More Thoughts On Finding Your Blog’s Story
I’ve been thinking about how to give people more guidance on figuring out their stories. It strikes me as kind of a sticky issue, now that I really think about it.
For example: there are cases when a blogger has been doing their thing for a while — and I’m going to just say right now I am NOT TALKING ABOUT ANYBODY IN PARTICULAR — but because they have been doing it for long enough, they will get to a point where a story emerges whether they like it or not. This is not true for every single long term blogger, but I thing the longer you go without self-consciously crafting your own story, the less control over it you will have.
Because as I was thinking about it, I was forced to reflect that yes, there are a few people who I could say, “Look, this is your story. This is your thing.” But I really don’t want to do that, because: 1) it feels like it’s definitely not my place to do it; and 2) it seems way, way too personal and defining of a thing to do, even if somebody asks you to do it. I really think that people should define it for themselves as much as possible, while they still can.
Now, with newer bloggers, it’s much more difficult to figure out the thing, because there is just so much less text to work with. You can go through back posts, watch them on Twitter, Facebook etc. but it’s much harder to see a pattern emerging. They are still figuring out the landscape, and maybe they haven’t really gotten past the honeymoon period where they are on their best behavior yet. But one thing that occurred to me after reading Julie“s comment (i.e. all personal bloggers have a story, and but the best ones know what their story is) is that not only do the best bloggers know what their story is, they don’t try to fight it — they aren’t in denial about it. In other words, the best personal bloggers might be stuck with a story that is not always flattering, and they might be totally conscious of that fact, but they go with it anyway, either because they don’t know any better or because well, it’s their story and their sticking to it.
Example: Penelope Trunk. Technically speaking, not a personal blogger. However, as people who have been reading here for a while know, definitely one of the best bloggers out there in my opinion. Her niche is career advice, which is something in which I have zero interest, but I never miss a post of hers because her thing is “the beautifully writing blogger who gives career advice despite never really being employed (in the strictest sense of the word) and who might also have Asperger’s but it’s hard to say because you are never sure how much of what she says is actually true.” If that’s not a story, then I don’t know what one is.
Have a look at Penelope’s latest post, in which she talks about how she needs to get a “workplace spouse” in order to fill in the gaps in her real life marriage, because her new husband really does not want to talk to her. Yeah. Now, listen. I am not suggesting that you need to write about stuff like this in order to have a popular blog. What I am saying is: Penelope knows what her story is, and she doesn’t bother with trying to make it into something it’s not — she doesn’t exaggerate to make it better or to make it worse. It’s just her story, in all of its craziness, and nobody else could write it. That’s why people love to read her blog.
The vast majority of bloggers have not figured out what their story is yet. But for people who have been blogging a while, I think there may already be a story that has emerged and they just are not realizing it.
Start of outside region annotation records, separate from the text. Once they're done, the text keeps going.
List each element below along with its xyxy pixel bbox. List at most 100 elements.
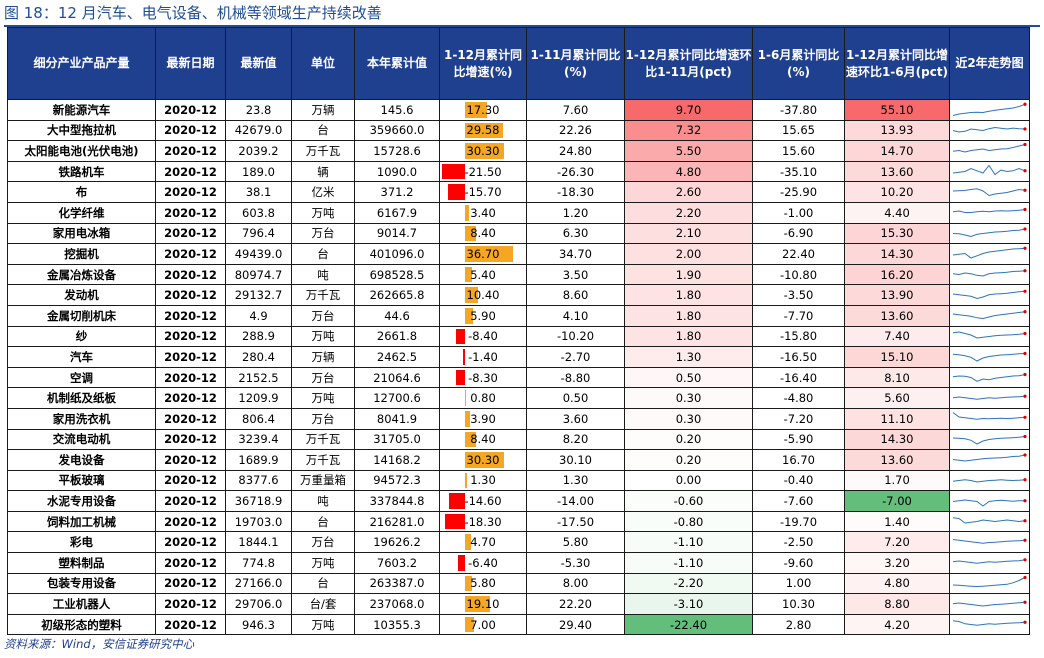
table-row: 家用洗衣机 2020-12 806.4 万台 8041.9 3.90 3.60 0.30 -7.… [7, 407, 1030, 430]
diff-jun-cell: 13.60 [844, 449, 950, 471]
latest-value-cell: 27166.0 [225, 572, 292, 595]
ytd-value-cell: 94572.3 [354, 469, 440, 492]
ytd-value-cell: 237068.0 [354, 593, 440, 615]
trend-sparkline-cell [949, 181, 1030, 203]
yoy-value: -6.40 [468, 555, 498, 570]
product-name-cell: 汽车 [7, 346, 156, 368]
yoy-nov-cell: -2.70 [526, 346, 625, 368]
trend-sparkline [952, 310, 1027, 320]
unit-cell: 万千瓦 [291, 140, 355, 162]
product-name-cell: 金属切削机床 [7, 304, 156, 327]
header-diff-nov: 1-12月累计同比增速环比1-11月(pct) [624, 27, 753, 100]
product-name-cell: 包装专用设备 [7, 572, 156, 595]
sparkline-line [952, 228, 1026, 237]
diff-jun-cell: 16.20 [844, 263, 950, 286]
trend-sparkline-cell [949, 366, 1030, 389]
table-row: 塑料制品 2020-12 774.8 万吨 7603.2 -6.40 -5.30 -1.10-… [7, 552, 1030, 574]
yoy-value: -18.30 [464, 514, 502, 529]
latest-date-cell: 2020-12 [155, 119, 226, 142]
unit-cell: 台 [291, 119, 355, 142]
trend-sparkline-cell [949, 160, 1030, 183]
product-name-cell: 发动机 [7, 284, 156, 306]
ytd-value-cell: 44.6 [354, 304, 440, 327]
yoy-bar [464, 431, 476, 448]
header-yoy-jun: 1-6月累计同比(%) [752, 27, 845, 100]
yoy-value: 4.70 [470, 535, 496, 550]
sparkline-last-point [1023, 247, 1027, 251]
latest-date-cell: 2020-12 [155, 346, 226, 368]
yoy-nov-cell: 8.60 [526, 284, 625, 306]
sparkline-last-point [1023, 127, 1027, 131]
diff-jun-cell: 15.10 [844, 346, 950, 368]
product-name-cell: 交流电动机 [7, 428, 156, 451]
trend-sparkline-cell [949, 284, 1030, 306]
yoy-jun-cell: -6.90 [752, 222, 845, 245]
product-name-cell: 金属冶炼设备 [7, 263, 156, 286]
diff-nov-cell: -0.60 [624, 490, 753, 512]
table-row: 彩电 2020-12 1844.1 万台 19626.2 4.70 5.80 -1.10 -2.… [7, 531, 1030, 554]
sparkline-line [952, 290, 1026, 299]
yoy-nov-cell: 22.26 [526, 119, 625, 142]
latest-date-cell: 2020-12 [155, 407, 226, 430]
table-body: 新能源汽车 2020-12 23.8 万辆 145.6 17.30 7.60 9.70 -37.… [7, 99, 1030, 636]
trend-sparkline-cell [949, 572, 1030, 595]
ytd-value-cell: 337844.8 [354, 490, 440, 512]
yoy-dec-cell: -8.30 [439, 366, 527, 389]
latest-value-cell: 29706.0 [225, 593, 292, 615]
sparkline-line [952, 435, 1026, 445]
trend-sparkline [952, 289, 1027, 299]
product-name-cell: 机制纸及纸板 [7, 387, 156, 409]
yoy-bar [464, 225, 476, 242]
yoy-jun-cell: 15.60 [752, 140, 845, 162]
yoy-bar [464, 122, 504, 139]
latest-date-cell: 2020-12 [155, 531, 226, 554]
product-name-cell: 初级形态的塑料 [7, 613, 156, 636]
latest-value-cell: 288.9 [225, 325, 292, 348]
latest-value-cell: 2152.5 [225, 366, 292, 389]
diff-jun-cell: 13.60 [844, 304, 950, 327]
yoy-bar [464, 472, 467, 489]
table-row: 初级形态的塑料 2020-12 946.3 万吨 10355.3 7.00 29.40 -22… [7, 613, 1030, 636]
production-table: 细分产业产品产量 最新日期 最新值 单位 本年累计值 1-12月累计同比增速(%… [7, 27, 1030, 636]
yoy-bar [449, 493, 465, 509]
ytd-value-cell: 8041.9 [354, 407, 440, 430]
diff-jun-cell: -7.00 [844, 490, 950, 512]
latest-date-cell: 2020-12 [155, 387, 226, 409]
yoy-dec-cell: 17.30 [439, 99, 527, 121]
sparkline-line [952, 499, 1025, 507]
yoy-jun-cell: 2.80 [752, 613, 845, 636]
table-row: 铁路机车 2020-12 189.0 辆 1090.0 -21.50 -26.30 4.80-… [7, 160, 1030, 183]
trend-sparkline [952, 143, 1027, 153]
yoy-value: -8.30 [468, 370, 498, 385]
ytd-value-cell: 263387.0 [354, 572, 440, 595]
trend-sparkline [952, 558, 1027, 565]
latest-date-cell: 2020-12 [155, 304, 226, 327]
yoy-bar [441, 163, 465, 180]
yoy-bar [456, 369, 465, 386]
yoy-nov-cell: -5.30 [526, 552, 625, 574]
sparkline-line [952, 144, 1026, 153]
ytd-value-cell: 359660.0 [354, 119, 440, 142]
sparkline-line [952, 517, 1026, 524]
product-name-cell: 彩电 [7, 531, 156, 554]
yoy-jun-cell: -37.80 [752, 99, 845, 121]
yoy-jun-cell: 10.30 [752, 593, 845, 615]
yoy-jun-cell: -25.90 [752, 181, 845, 203]
sparkline-last-point [1023, 498, 1027, 502]
sparkline-last-point [1023, 519, 1027, 523]
latest-value-cell: 49439.0 [225, 243, 292, 265]
sparkline-line [952, 311, 1026, 320]
diff-jun-cell: 14.30 [844, 243, 950, 265]
yoy-value: -14.60 [464, 494, 502, 509]
latest-value-cell: 1689.9 [225, 449, 292, 471]
sparkline-last-point [1023, 558, 1027, 562]
diff-nov-cell: 7.32 [624, 119, 753, 142]
yoy-jun-cell: -9.60 [752, 552, 845, 574]
yoy-value: -15.70 [464, 185, 502, 200]
diff-nov-cell: 2.20 [624, 201, 753, 224]
yoy-dec-cell: 10.40 [439, 284, 527, 306]
unit-cell: 万辆 [291, 99, 355, 121]
table-row: 交流电动机 2020-12 3239.4 万千瓦 31705.0 8.40 8.20 0.20… [7, 428, 1030, 451]
diff-jun-cell: 4.40 [844, 201, 950, 224]
table-row: 包装专用设备 2020-12 27166.0 台 263387.0 5.80 8.00 -2.… [7, 572, 1030, 595]
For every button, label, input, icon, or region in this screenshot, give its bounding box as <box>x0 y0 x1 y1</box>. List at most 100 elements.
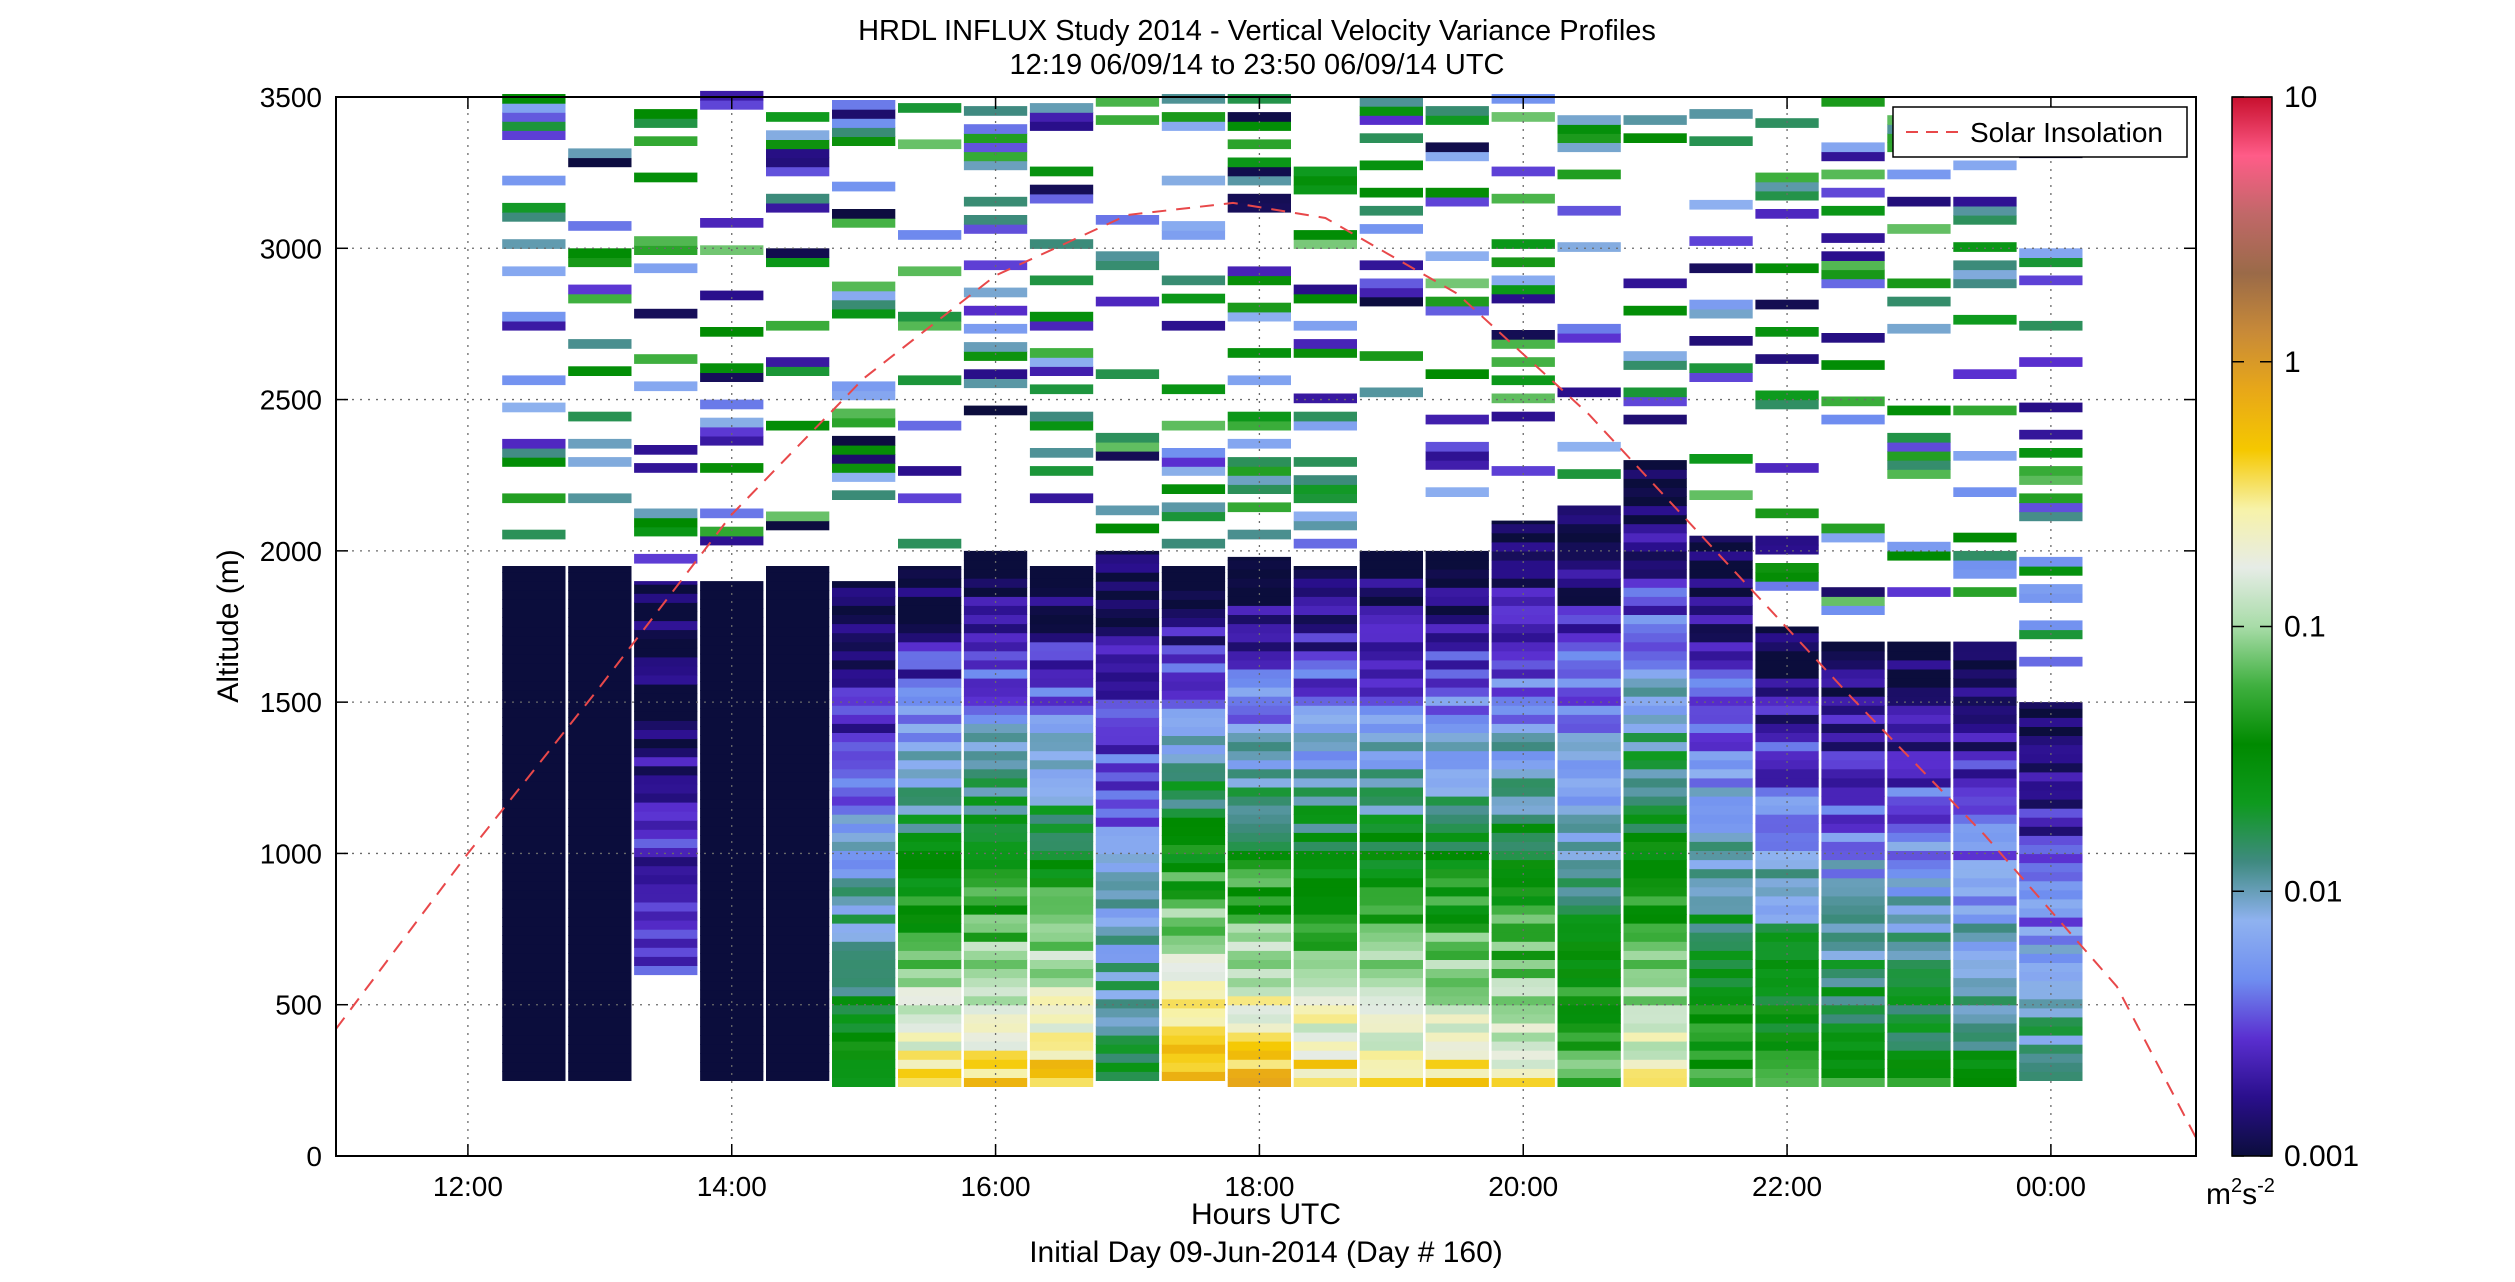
variance-cell <box>1887 541 1951 552</box>
variance-cell <box>1491 550 1555 561</box>
variance-cell <box>700 327 764 337</box>
variance-cell <box>568 257 632 268</box>
variance-cell <box>1359 260 1423 271</box>
variance-cell <box>1755 650 1819 661</box>
variance-cell <box>766 112 830 122</box>
variance-cell <box>1095 853 1160 864</box>
variance-cell <box>1755 190 1819 201</box>
variance-cell <box>1359 932 1423 942</box>
variance-cell <box>1029 566 1094 570</box>
variance-cell <box>1161 962 1226 973</box>
variance-cell <box>1293 677 1357 688</box>
variance-cell <box>1293 596 1357 606</box>
variance-cell <box>963 750 1028 761</box>
variance-cell <box>832 408 896 419</box>
variance-cell <box>1293 411 1357 422</box>
variance-cell <box>1557 941 1621 951</box>
variance-cell <box>2019 735 2083 746</box>
variance-cell <box>1953 932 2017 942</box>
variance-cell <box>1953 569 2017 579</box>
variance-cell <box>1161 753 1226 764</box>
variance-cell <box>1953 314 2017 325</box>
variance-cell <box>766 953 830 963</box>
variance-cell <box>1029 977 1094 988</box>
variance-cell <box>1161 944 1226 954</box>
variance-cell <box>1095 644 1160 655</box>
variance-cell <box>1821 859 1885 870</box>
variance-cell <box>1161 1044 1226 1054</box>
variance-cell <box>1095 835 1160 845</box>
variance-cell <box>1689 832 1753 842</box>
variance-cell <box>963 1059 1028 1069</box>
x-tick-label: 20:00 <box>1488 1171 1558 1202</box>
variance-cell <box>1623 414 1687 425</box>
variance-cell <box>1557 995 1621 1006</box>
variance-cell <box>1623 1022 1687 1033</box>
variance-cell <box>1161 384 1226 395</box>
variance-cell <box>1953 986 2017 997</box>
variance-cell <box>1953 850 2017 861</box>
variance-cell <box>898 466 962 476</box>
variance-cell <box>700 1035 764 1045</box>
variance-cell <box>766 511 830 522</box>
variance-cell <box>1887 1031 1951 1042</box>
variance-cell <box>2019 762 2083 773</box>
variance-cell <box>1755 714 1819 724</box>
variance-cell <box>568 566 632 573</box>
variance-cell <box>963 650 1028 661</box>
variance-cell <box>1293 714 1357 724</box>
variance-cell <box>1359 559 1423 570</box>
variance-cell <box>832 950 896 960</box>
variance-cell <box>1689 1022 1753 1033</box>
variance-cell <box>1359 741 1423 752</box>
variance-cell <box>700 826 764 836</box>
variance-cell <box>1227 559 1291 570</box>
variance-cell <box>634 765 698 776</box>
variance-cell <box>634 783 698 794</box>
variance-cell <box>1887 859 1951 870</box>
variance-cell <box>634 245 698 255</box>
variance-cell <box>1359 1077 1423 1087</box>
variance-cell <box>1227 139 1291 150</box>
variance-cell <box>1623 795 1687 806</box>
variance-cell <box>700 590 764 600</box>
variance-cell <box>2019 953 2083 963</box>
variance-cell <box>1161 835 1226 845</box>
variance-cell <box>1425 1050 1489 1060</box>
variance-cell <box>1227 841 1291 851</box>
variance-cell <box>1425 768 1489 779</box>
variance-cell <box>898 375 962 386</box>
variance-cell <box>1095 735 1160 746</box>
variance-cell <box>1953 260 2017 271</box>
variance-cell <box>766 744 830 755</box>
variance-cell <box>1227 121 1291 131</box>
variance-cell <box>700 907 764 918</box>
variance-cell <box>1755 795 1819 806</box>
variance-cell <box>1425 414 1489 425</box>
variance-cell <box>832 832 896 842</box>
variance-cell <box>502 121 566 131</box>
variance-cell <box>1953 859 2017 870</box>
variance-cell <box>1293 786 1357 797</box>
variance-cell <box>1095 799 1160 809</box>
variance-cell <box>502 438 566 449</box>
variance-cell <box>1887 777 1951 788</box>
variance-cell <box>502 971 566 982</box>
variance-cell <box>1029 841 1094 851</box>
y-axis-title: Altitude (m) <box>212 549 245 702</box>
variance-cell <box>1029 786 1094 797</box>
variance-cell <box>1293 348 1357 358</box>
variance-cell <box>1227 932 1291 942</box>
variance-cell <box>1227 859 1291 870</box>
variance-cell <box>1557 732 1621 743</box>
variance-cell <box>1359 805 1423 815</box>
variance-cell <box>1161 690 1226 700</box>
variance-cell <box>568 1016 632 1027</box>
variance-cell <box>1425 451 1489 461</box>
variance-cell <box>1689 578 1753 588</box>
variance-cell <box>1755 463 1819 473</box>
variance-cell <box>1821 278 1885 289</box>
variance-cell <box>502 681 566 691</box>
variance-cell <box>1227 466 1291 476</box>
variance-cell <box>1227 714 1291 724</box>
With those cases, there’s probably less of a need to self-consciously brand yourself. Probably what you need to do in that case is to learn how to make peace with how people have already come to think of you, and figure out to what degree you can spin that perception to your best advantage. I’m not sure that everyone has it in them to handle it as well as Penelope Trunk does, but for those that do, she’s a great model on that front.
What do you think? Could you embrace a story that had emerged about you, even if it wasn’t particularly flattering, if you thought it had market potential?